Most teams try to use document RAG patterns on structured enterprise data.
That usually breaks.
PDF RAG and structured-data RAG are not the same problem.
With PDF RAG, the system usually retrieves text chunks and asks the model to answer from them.
With ERP or CRM data, the problem is different:
- Which table contains the answer?
- Which fields are reliable?
- Which joins are allowed?
- Which filters map to the user’s business language?
- Which rows are stale, duplicated, or operationally invalid?
We tested a basic vector-only RAG setup over structured records.
It looked fine in demos.
In production-style evals, it failed on multi-step questions because the retriever found semantically similar records, but missed the required relational constraints.

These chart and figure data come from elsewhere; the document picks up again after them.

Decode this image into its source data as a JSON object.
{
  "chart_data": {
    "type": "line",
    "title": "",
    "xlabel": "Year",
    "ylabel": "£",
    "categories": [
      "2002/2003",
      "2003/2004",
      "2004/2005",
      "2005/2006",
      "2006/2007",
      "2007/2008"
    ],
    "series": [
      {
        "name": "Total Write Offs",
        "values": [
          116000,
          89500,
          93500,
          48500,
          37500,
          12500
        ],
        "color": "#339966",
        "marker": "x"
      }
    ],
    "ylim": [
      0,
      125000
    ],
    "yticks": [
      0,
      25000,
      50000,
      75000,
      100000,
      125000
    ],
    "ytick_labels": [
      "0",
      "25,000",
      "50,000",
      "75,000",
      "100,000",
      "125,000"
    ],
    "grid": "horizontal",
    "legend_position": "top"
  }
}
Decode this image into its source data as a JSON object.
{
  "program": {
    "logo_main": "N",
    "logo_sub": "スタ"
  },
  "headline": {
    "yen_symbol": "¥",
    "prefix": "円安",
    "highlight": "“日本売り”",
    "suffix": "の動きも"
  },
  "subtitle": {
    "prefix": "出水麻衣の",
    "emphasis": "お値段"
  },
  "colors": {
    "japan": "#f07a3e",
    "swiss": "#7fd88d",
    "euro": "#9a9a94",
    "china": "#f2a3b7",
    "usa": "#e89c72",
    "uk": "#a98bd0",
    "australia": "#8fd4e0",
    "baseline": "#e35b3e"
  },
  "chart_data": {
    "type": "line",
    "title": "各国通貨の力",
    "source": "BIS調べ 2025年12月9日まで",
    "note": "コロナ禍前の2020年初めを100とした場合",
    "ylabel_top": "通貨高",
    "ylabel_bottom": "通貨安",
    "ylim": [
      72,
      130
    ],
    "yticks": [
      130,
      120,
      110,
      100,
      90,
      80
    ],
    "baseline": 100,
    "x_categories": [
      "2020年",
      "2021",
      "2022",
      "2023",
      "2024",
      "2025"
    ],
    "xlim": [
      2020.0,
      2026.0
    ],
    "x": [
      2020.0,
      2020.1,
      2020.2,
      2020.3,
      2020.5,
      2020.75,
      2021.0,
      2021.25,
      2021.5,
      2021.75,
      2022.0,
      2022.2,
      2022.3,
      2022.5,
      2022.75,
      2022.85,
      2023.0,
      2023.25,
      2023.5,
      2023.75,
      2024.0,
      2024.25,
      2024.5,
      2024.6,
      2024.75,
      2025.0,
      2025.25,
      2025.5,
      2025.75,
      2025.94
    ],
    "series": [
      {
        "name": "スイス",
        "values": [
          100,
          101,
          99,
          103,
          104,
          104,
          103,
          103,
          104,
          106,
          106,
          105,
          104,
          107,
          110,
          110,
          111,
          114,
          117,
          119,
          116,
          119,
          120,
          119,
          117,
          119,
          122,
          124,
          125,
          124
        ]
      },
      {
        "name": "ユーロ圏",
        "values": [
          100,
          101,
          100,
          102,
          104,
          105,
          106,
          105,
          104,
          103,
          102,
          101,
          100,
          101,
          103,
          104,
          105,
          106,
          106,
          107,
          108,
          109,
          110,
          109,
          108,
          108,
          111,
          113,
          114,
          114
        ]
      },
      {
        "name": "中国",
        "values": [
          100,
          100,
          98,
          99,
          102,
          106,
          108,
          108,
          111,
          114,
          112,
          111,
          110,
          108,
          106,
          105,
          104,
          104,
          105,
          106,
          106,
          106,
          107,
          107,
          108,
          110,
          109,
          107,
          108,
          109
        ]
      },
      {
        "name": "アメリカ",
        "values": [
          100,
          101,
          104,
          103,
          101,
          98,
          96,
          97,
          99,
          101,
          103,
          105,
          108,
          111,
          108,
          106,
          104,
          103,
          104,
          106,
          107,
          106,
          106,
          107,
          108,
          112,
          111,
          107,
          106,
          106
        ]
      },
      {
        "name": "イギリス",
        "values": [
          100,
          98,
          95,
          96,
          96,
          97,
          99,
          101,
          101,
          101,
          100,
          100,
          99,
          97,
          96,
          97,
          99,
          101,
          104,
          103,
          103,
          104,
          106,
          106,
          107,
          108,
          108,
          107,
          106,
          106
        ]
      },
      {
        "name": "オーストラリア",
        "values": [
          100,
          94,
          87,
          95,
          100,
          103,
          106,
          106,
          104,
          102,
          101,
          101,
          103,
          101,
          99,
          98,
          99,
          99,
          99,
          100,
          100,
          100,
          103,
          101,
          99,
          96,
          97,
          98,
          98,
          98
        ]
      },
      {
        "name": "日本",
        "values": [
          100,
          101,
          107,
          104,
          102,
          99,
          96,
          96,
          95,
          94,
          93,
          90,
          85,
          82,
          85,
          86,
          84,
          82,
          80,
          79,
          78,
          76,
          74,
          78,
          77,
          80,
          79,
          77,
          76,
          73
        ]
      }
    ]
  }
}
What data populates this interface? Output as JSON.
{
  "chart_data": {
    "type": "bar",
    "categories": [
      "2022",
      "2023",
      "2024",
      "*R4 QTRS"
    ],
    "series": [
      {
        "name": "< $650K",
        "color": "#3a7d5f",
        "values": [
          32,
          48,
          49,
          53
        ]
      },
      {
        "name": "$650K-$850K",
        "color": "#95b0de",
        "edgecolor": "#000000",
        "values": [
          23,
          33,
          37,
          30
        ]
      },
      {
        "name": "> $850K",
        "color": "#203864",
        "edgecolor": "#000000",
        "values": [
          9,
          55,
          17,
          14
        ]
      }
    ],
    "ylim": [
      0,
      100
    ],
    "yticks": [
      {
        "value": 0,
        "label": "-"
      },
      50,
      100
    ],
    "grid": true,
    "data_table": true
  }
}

The fix was not “better embeddings”.
The fix was schema grounding.
We moved to a hybrid pattern:
- classify the user intent
- map terms to business entities
- retrieve schema and field definitions
- generate constrained SQL or API calls
- validate outputs against business rules
- only then pass the final result to the model for explanation
Accuracy improved because the model stopped guessing from loose chunks and started operating against the real data model.
One failure mode we still monitor closely:
The model can produce a correct-looking answer from incomplete data.
That is worse than an obvious error.
For structured enterprise systems, the hard part is not retrieval.
The hard part is knowing when the retrieved data is not enough.